The fine line between debt and equity in redeemable preference shares
- Redeemable preference shares are a valuable tool in a company’s capital-raising strategy, provided their structure reflects a clear understanding of the distinction between debt and equity.
There can be no doubt that redeemable preference shares have fast become a key instrument for businesses seeking to raise capital. How can businesses say no when the dual benefits of financing flexibility and potential tax advantages are put on the table.
Yet, these benefits depend largely on how the shares are structured. A recent tax ruling in Kenya drew attention to the importance of understanding the distinction between debt and equity, especially when the features of an instrument blur the lines between the two.
The issue arose when a company issued redeemable preference shares to its parent company abroad. While the shares were presented as equity, the tax authority viewed them as interest-free loans. This interpretation meant the company was liable for withholding tax (WHT) on deemed interest under the provisions of the Income Tax Act. The case turned on a detailed examination of the shares’ characteristics and whether they aligned more closely with equity or debt.
Traditionally, redeemable preference shares are classified as equity because they represent ownership in the issuing company, and their rights are often superior to ordinary shares. They may also include preferential treatment in dividend payments or capital distribution in the event of liquidation. However, these instruments can take on debt-like features when certain terms are included, such as mandatory repayment obligations or shareholder-controlled redemption rights.
In this case, the key features of the preference shares raised questions about their nature. The shares were redeemable at the shareholder’s discretion, which meant the issuing company could not control when the repayment obligation would arise. Furthermore, the shares carried no voting rights and provided for dividends only when distributable profits were available, and the company’s directors recommended them. Taken together, these features suggested a financial obligation that resembled debt rather than equity.

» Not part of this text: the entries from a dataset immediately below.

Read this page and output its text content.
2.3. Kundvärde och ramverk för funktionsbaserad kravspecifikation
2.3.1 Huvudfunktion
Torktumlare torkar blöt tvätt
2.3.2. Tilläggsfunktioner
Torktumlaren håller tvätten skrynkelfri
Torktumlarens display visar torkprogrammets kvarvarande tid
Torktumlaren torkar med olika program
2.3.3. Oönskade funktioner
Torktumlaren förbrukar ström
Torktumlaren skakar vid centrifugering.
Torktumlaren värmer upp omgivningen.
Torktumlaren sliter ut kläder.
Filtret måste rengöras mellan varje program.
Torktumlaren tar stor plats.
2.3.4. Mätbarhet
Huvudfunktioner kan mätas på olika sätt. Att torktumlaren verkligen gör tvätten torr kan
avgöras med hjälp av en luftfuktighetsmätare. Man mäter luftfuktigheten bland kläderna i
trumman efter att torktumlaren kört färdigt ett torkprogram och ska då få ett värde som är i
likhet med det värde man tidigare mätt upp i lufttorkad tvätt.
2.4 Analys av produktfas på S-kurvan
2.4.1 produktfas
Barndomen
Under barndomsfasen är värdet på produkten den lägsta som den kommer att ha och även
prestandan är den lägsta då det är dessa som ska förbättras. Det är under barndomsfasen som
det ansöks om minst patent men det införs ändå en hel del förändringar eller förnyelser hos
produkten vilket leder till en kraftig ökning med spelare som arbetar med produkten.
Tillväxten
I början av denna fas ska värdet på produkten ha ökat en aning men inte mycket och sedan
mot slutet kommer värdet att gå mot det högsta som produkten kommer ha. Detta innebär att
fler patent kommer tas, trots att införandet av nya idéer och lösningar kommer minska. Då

From a tax perspective, this distinction is critical. If the shares are treated as debt, they may trigger the deemed interest provisions of the Income Tax Act. These provisions are designed to apply when interest-free loans are advanced, effectively treating them as if they generate interest, which is then subject to WHT. In contrast, if the shares are classified as equity, payments to shareholders would generally take the form of dividends, which are also subject to WHT but under a different regime.

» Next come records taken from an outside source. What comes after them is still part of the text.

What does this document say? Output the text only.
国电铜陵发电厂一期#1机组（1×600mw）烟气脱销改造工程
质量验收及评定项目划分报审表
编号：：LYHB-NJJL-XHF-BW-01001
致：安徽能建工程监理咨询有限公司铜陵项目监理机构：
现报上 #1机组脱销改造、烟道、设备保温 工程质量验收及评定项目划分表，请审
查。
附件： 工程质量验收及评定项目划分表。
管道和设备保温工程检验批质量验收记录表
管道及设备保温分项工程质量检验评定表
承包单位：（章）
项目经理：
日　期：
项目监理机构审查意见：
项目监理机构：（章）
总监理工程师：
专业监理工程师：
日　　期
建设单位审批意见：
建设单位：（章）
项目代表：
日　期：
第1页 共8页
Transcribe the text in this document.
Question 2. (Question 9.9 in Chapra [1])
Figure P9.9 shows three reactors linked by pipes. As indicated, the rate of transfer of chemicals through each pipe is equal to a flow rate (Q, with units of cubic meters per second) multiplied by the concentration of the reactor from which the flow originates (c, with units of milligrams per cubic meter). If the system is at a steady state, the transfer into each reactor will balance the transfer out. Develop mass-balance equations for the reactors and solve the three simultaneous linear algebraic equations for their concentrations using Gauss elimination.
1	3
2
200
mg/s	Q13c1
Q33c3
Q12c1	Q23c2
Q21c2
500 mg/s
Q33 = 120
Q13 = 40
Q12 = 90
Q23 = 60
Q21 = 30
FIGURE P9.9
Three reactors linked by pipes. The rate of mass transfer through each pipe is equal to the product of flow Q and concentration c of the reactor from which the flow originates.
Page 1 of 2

The question of control over redemption emerged as a decisive factor. When redemption rights are held by the shareholder, the instrument creates a financial obligation akin to a loan. By contrast, instruments redeemable only at the issuing company’s discretion are more likely to be treated as equity. This distinction aligns with international accounting standards, which define financial liabilities as obligations to deliver cash or other financial assets to another entity.
The case offers valuable insights for businesses structuring redeemable preference shares. To ensure these instruments are treated as equity for tax purposes, companies should carefully consider the terms of issuance.
Features that support an equity classification include:
· Redemption rights that rest solely with the company.
· The absence of a fixed coupon or interest rate.
· No mandatory obligation to pay dividends.
· Retaining full discretion over profit distributions.
On the other hand, terms that grant shareholders control over redemption or create repayment obligations risk reclassifying the shares as debt. This can lead to significant tax implications, including exposure to deemed interest provisions and additional WHT liabilities.
Businesses with non-resident shareholders should pay particular attention to these issues. Cross-border funding arrangements can be complex, and structuring redeemable preference shares effectively may offer a way to optimise tax efficiency while avoiding unintended consequences. For instance, ensuring that redemption rights are controlled by the company, and not the shareholder, can help maintain the equity classification of the shares.
Proper legal and tax advice is essential in navigating these complexities. A clear understanding of how the terms of redeemable preference shares interact with tax laws can help businesses align their financial instruments with their strategic objectives. This requires not only careful planning for new issuances but also a review of existing funding arrangements to address potential risks.
The challenge lies in balancing the operational and tax advantages of redeemable preference shares with compliance requirements. By designing instruments that clearly align with their intended purpose, businesses can mitigate tax exposure, maintain flexibility in their funding structures, and achieve their broader financial goals. This approach ensures that redeemable preference shares remain a valuable tool in a company’s capital-raising strategy, provided their structure reflects a clear understanding of the distinction between debt and equity.